Involvement in and awareness of one’s local community and organizations is emphasized by Andras as most important.
“One of the major reasons that Republicans have been so successful lately is that they've really put a focus on getting people elected to smaller local positions to build their credibility, and eventually getting them in federal positions,”Andras said.
“There are multiple ways for Republican students at UL to get involved with politics, and one of the easiest ways is with the College Republicans,” Rachel Howard, President of the UL Lafayette College Republican and State chair for the Louisiana Federation of College Republicans, wrote in a statement to the Vermilion.
“For students looking to attend events, connect with like-minded individuals, and make a difference, the UL College Republicans is the place to do it,” Howard wrote in her statement.
One example given for these kinds of events included one this semester involving Louisiana Congressperson Steve Scalise.
“There are paid and non paid internship opportunities that the College Republicans are able to connect students with,” Howard wrote in her statement to the Vermilion.
Andras also talked about important events held by the organizations he works with.
“We've already done so much like helping organize protests in the wake of the Treyford Pellerin shooting,” he said.
Andras went on to talk about the ongoing community projects he is a part of.
“We're currently trying to work with the university and other clubs on getting a community garden started.
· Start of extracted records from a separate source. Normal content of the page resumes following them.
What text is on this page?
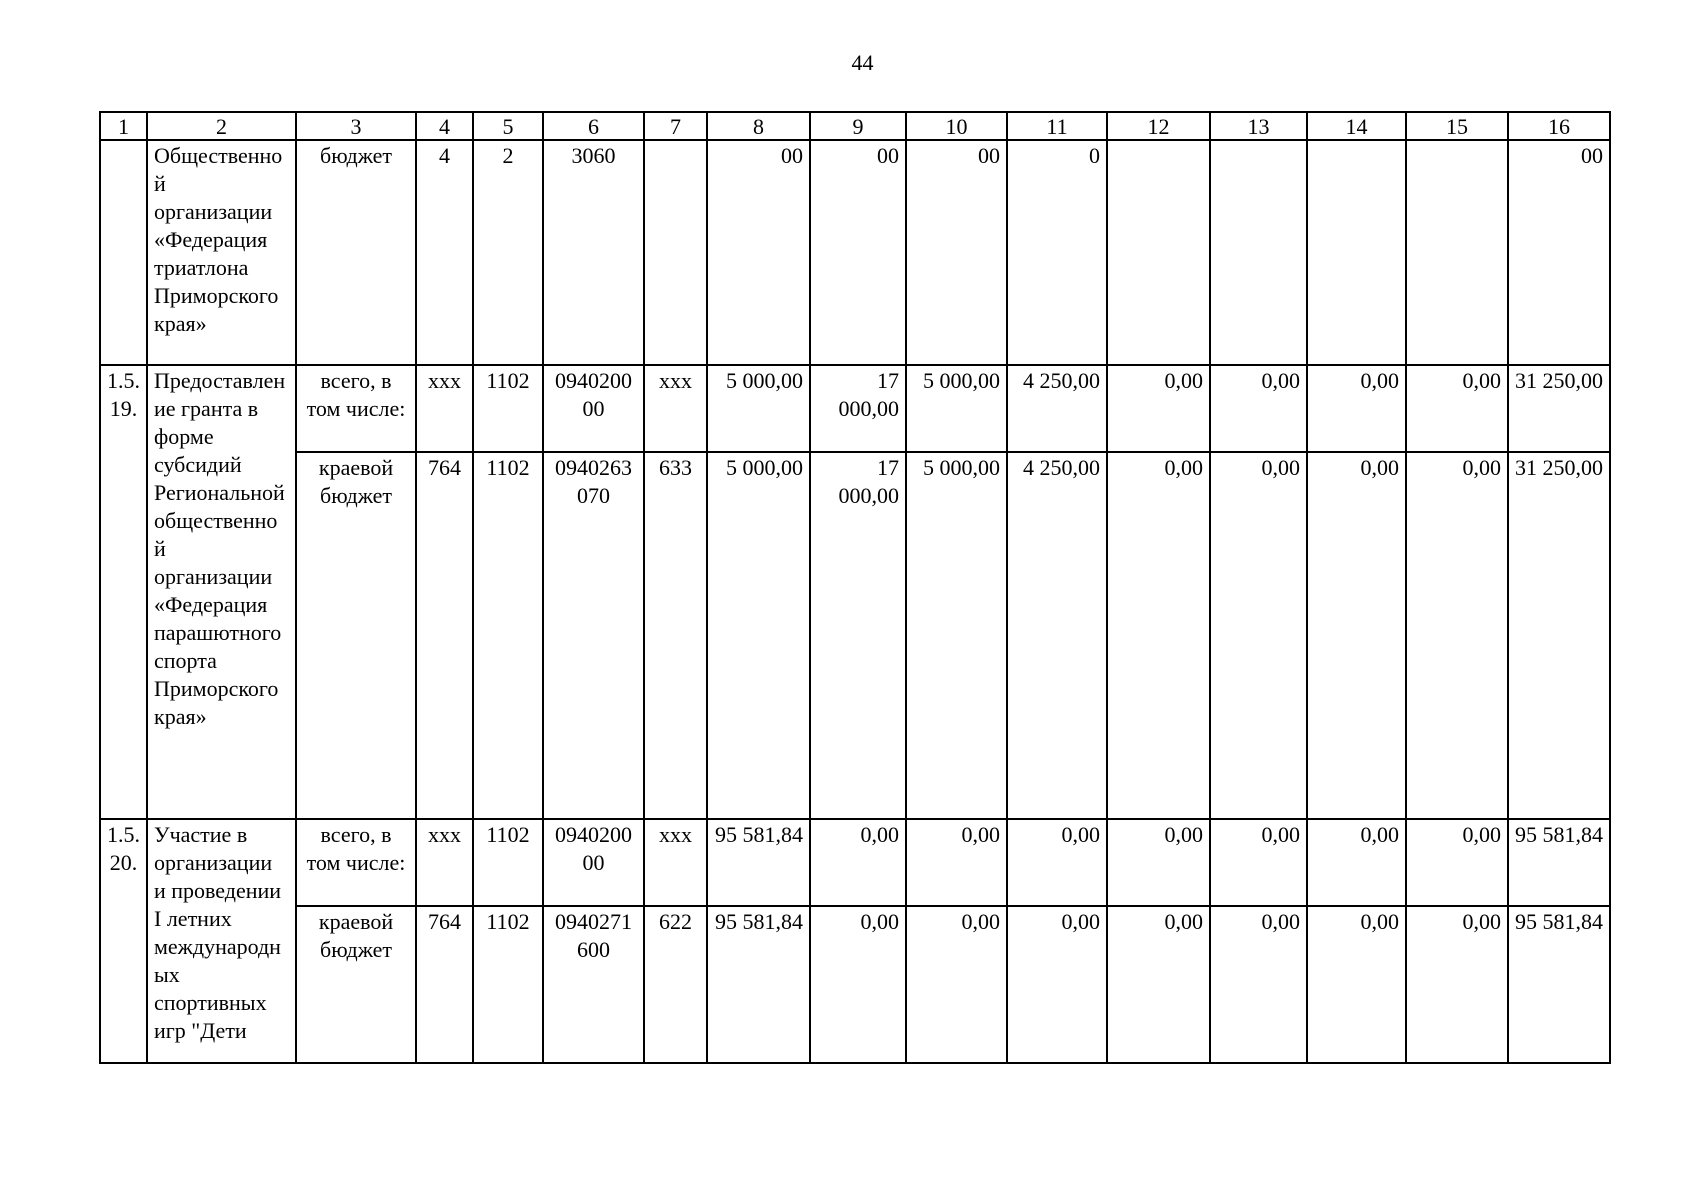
44
1	2	3	4	5	6	7	8	9	10	11	12	13	14	15	16
	Общественной организации «Федерация триатлона Приморского края»	бюджет	4	2	3060		00	00	00	0					00
1.5.19.	Предоставление гранта в форме субсидий Региональной общественной организации «Федерация парашютного спорта Приморского края»	всего, в том числе:	ххх	1102	094020000	ххх	5 000,00	17 000,00	5 000,00	4 250,00	0,00	0,00	0,00	0,00	31 250,00
		краевой бюджет	764	1102	0940263070	633	5 000,00	17 000,00	5 000,00	4 250,00	0,00	0,00	0,00	0,00	31 250,00
1.5.20.	Участие в организации и проведении I летних международных спортивных игр "Дети	всего, в том числе:	ххх	1102	094020000	ххх	95 581,84	0,00	0,00	0,00	0,00	0,00	0,00	0,00	95 581,84
		краевой бюджет	764	1102	0940271600	622	95 581,84	0,00	0,00	0,00	0,00	0,00	0,00	0,00	95 581,84
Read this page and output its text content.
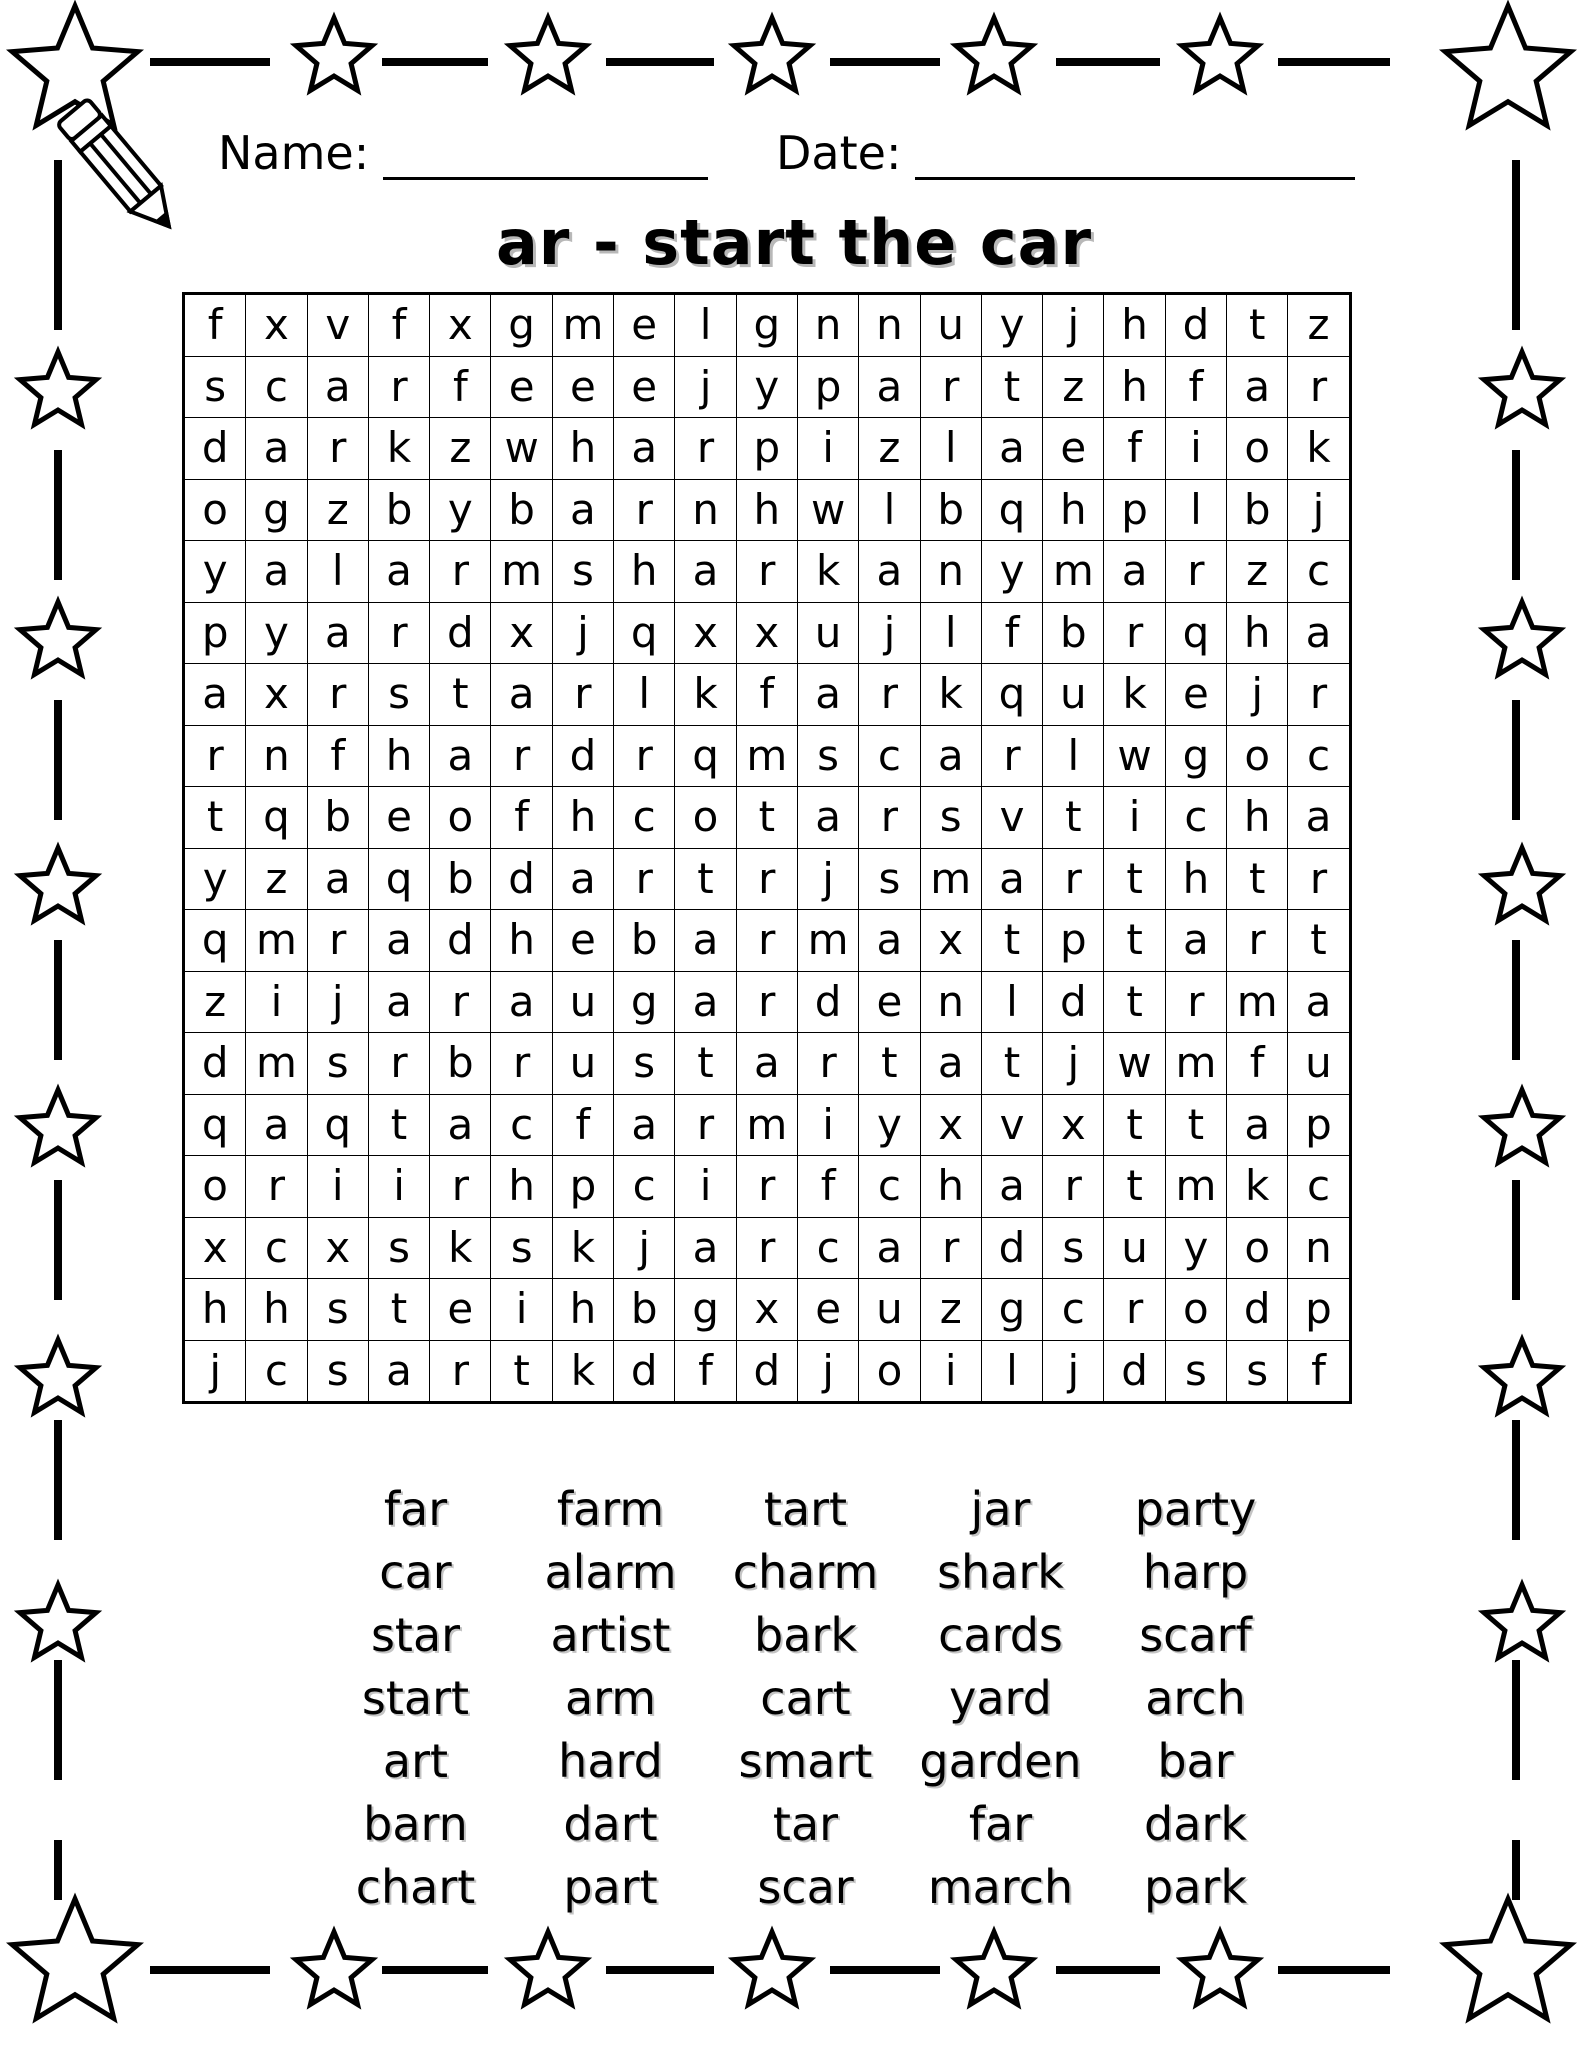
Name:	Date:
ar - start the car
f	x	v	f	x	g	m	e	l	g	n	n	u	y	j	h	d	t	z
s	c	a	r	f	e	e	e	j	y	p	a	r	t	z	h	f	a	r
d	a	r	k	z	w	h	a	r	p	i	z	l	a	e	f	i	o	k
o	g	z	b	y	b	a	r	n	h	w	l	b	q	h	p	l	b	j
y	a	l	a	r	m	s	h	a	r	k	a	n	y	m	a	r	z	c
p	y	a	r	d	x	j	q	x	x	u	j	l	f	b	r	q	h	a
a	x	r	s	t	a	r	l	k	f	a	r	k	q	u	k	e	j	r
r	n	f	h	a	r	d	r	q	m	s	c	a	r	l	w	g	o	c
t	q	b	e	o	f	h	c	o	t	a	r	s	v	t	i	c	h	a
y	z	a	q	b	d	a	r	t	r	j	s	m	a	r	t	h	t	r
q	m	r	a	d	h	e	b	a	r	m	a	x	t	p	t	a	r	t
z	i	j	a	r	a	u	g	a	r	d	e	n	l	d	t	r	m	a
d	m	s	r	b	r	u	s	t	a	r	t	a	t	j	w	m	f	u
q	a	q	t	a	c	f	a	r	m	i	y	x	v	x	t	t	a	p
o	r	i	i	r	h	p	c	i	r	f	c	h	a	r	t	m	k	c
x	c	x	s	k	s	k	j	a	r	c	a	r	d	s	u	y	o	n
h	h	s	t	e	i	h	b	g	x	e	u	z	g	c	r	o	d	p
j	c	s	a	r	t	k	d	f	d	j	o	i	l	j	d	s	s	f
far	farm	tart	jar	party
car	alarm	charm	shark	harp
star	artist	bark	cards	scarf
start	arm	cart	yard	arch
art	hard	smart	garden	bar
barn	dart	tar	far	dark
chart	part	scar	march	park
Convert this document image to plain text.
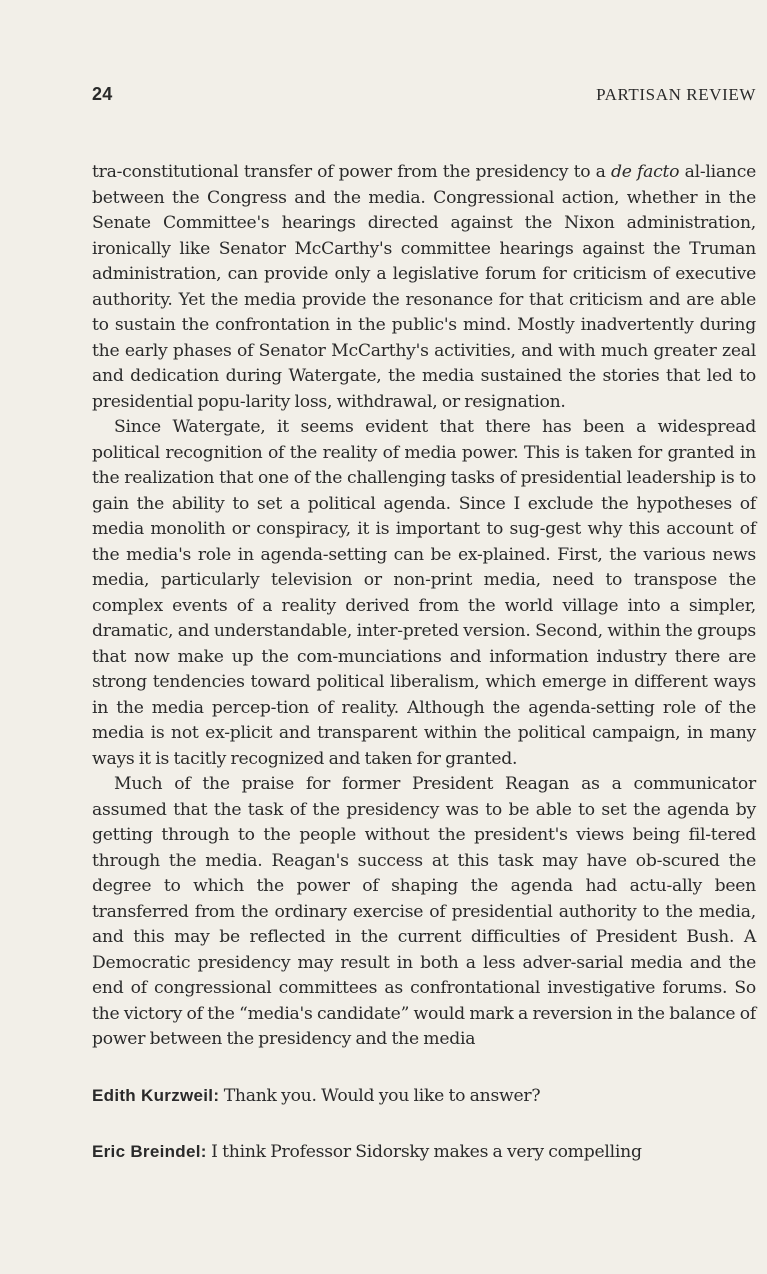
24	PARTISAN REVIEW

tra-constitutional transfer of power from the presidency to a de facto al-liance between the Congress and the media. Congressional action, whether in the Senate Committee's hearings directed against the Nixon administration, ironically like Senator McCarthy's committee hearings against the Truman administration, can provide only a legislative forum for criticism of executive authority. Yet the media provide the resonance for that criticism and are able to sustain the confrontation in the public's mind. Mostly inadvertently during the early phases of Senator McCarthy's activities, and with much greater zeal and dedication during Watergate, the media sustained the stories that led to presidential popu-larity loss, withdrawal, or resignation.

Since Watergate, it seems evident that there has been a widespread political recognition of the reality of media power. This is taken for granted in the realization that one of the challenging tasks of presidential leadership is to gain the ability to set a political agenda. Since I exclude the hypotheses of media monolith or conspiracy, it is important to sug-gest why this account of the media's role in agenda-setting can be ex-plained. First, the various news media, particularly television or non-print media, need to transpose the complex events of a reality derived from the world village into a simpler, dramatic, and understandable, inter-preted version. Second, within the groups that now make up the com-munciations and information industry there are strong tendencies toward political liberalism, which emerge in different ways in the media percep-tion of reality. Although the agenda-setting role of the media is not ex-plicit and transparent within the political campaign, in many ways it is tacitly recognized and taken for granted.

Much of the praise for former President Reagan as a communicator assumed that the task of the presidency was to be able to set the agenda by getting through to the people without the president's views being fil-tered through the media. Reagan's success at this task may have ob-scured the degree to which the power of shaping the agenda had actu-ally been transferred from the ordinary exercise of presidential authority to the media, and this may be reflected in the current difficulties of President Bush. A Democratic presidency may result in both a less adver-sarial media and the end of congressional committees as confrontational investigative forums. So the victory of the “media's candidate” would mark a reversion in the balance of power between the presidency and the media

Edith Kurzweil: Thank you. Would you like to answer?

Eric Breindel: I think Professor Sidorsky makes a very compelling
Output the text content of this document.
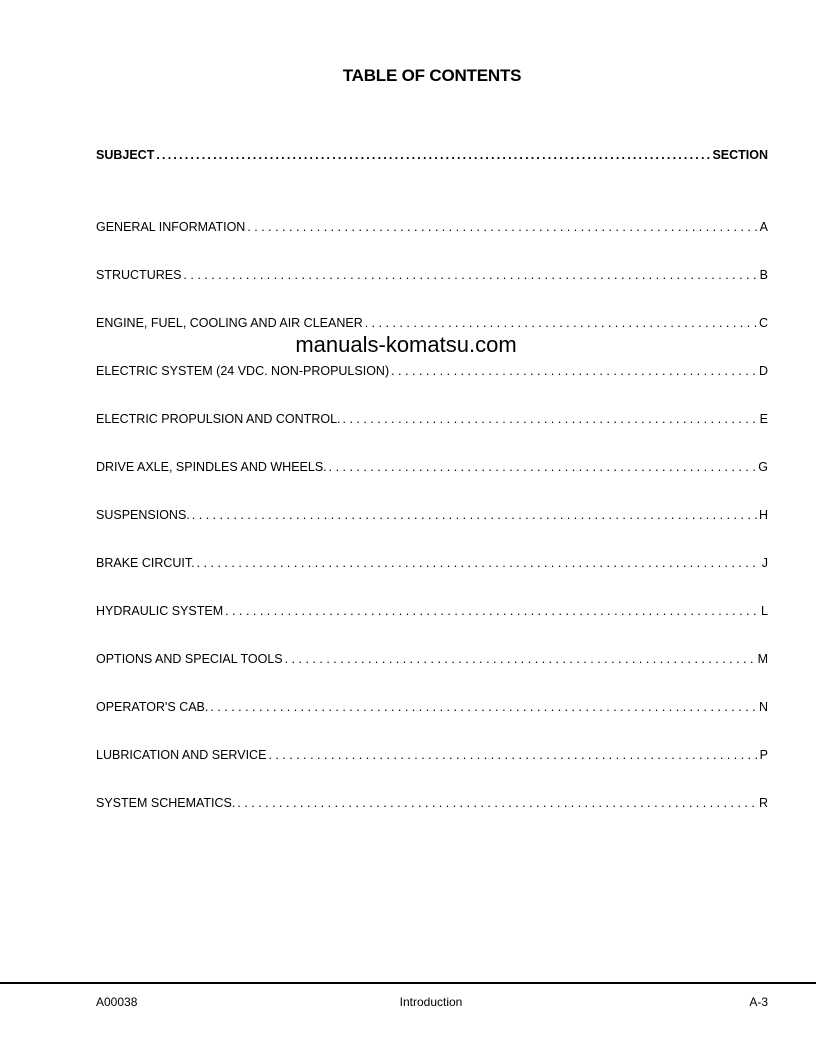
TABLE OF CONTENTS
SUBJECT .....	SECTION
GENERAL INFORMATION . . .	A
STRUCTURES . . .	B
ENGINE, FUEL, COOLING AND AIR CLEANER . . .	C
ELECTRIC SYSTEM (24 VDC. NON-PROPULSION) . . .	D
ELECTRIC PROPULSION AND CONTROL. . . .	E
DRIVE AXLE, SPINDLES AND WHEELS. . . .	G
SUSPENSIONS. . . .	H
BRAKE CIRCUIT. . . .	J
HYDRAULIC SYSTEM . . .	L
OPTIONS AND SPECIAL TOOLS . . .	M
OPERATOR'S CAB. . . .	N
LUBRICATION AND SERVICE . . .	P
SYSTEM SCHEMATICS. . . .	R
manuals-komatsu.com
A00038	Introduction	A-3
We've done voter registration drives, we're doing a safe sex drive,” he said.
These projects are a large part of one of Andras’s main goals.
“A few of the members have gone to local government meetings to help oppose certain ordinances,” Andras said as an example of direct local involvement.
Finally, both have something to say on the subject of how to be more aware of important news.
Andras said, “I would say that one of the best things that has helped me stay in politics is subscribing to a free newsletter called The Current.”
The Current is a nonprofit Lafayette publication with a focus on providing digital-first publication.
In her written statement to the Vermilion, Howard said “The best way for students to become politically aware is for them to listen to both sides of an issue.”
Howard does not state a particular publication to consider, and instead said in her written statement, “For students who are already politically engaged I would challenge them to spend time looking at opposing viewpoints and try to understand why other people think and vote differently from them.”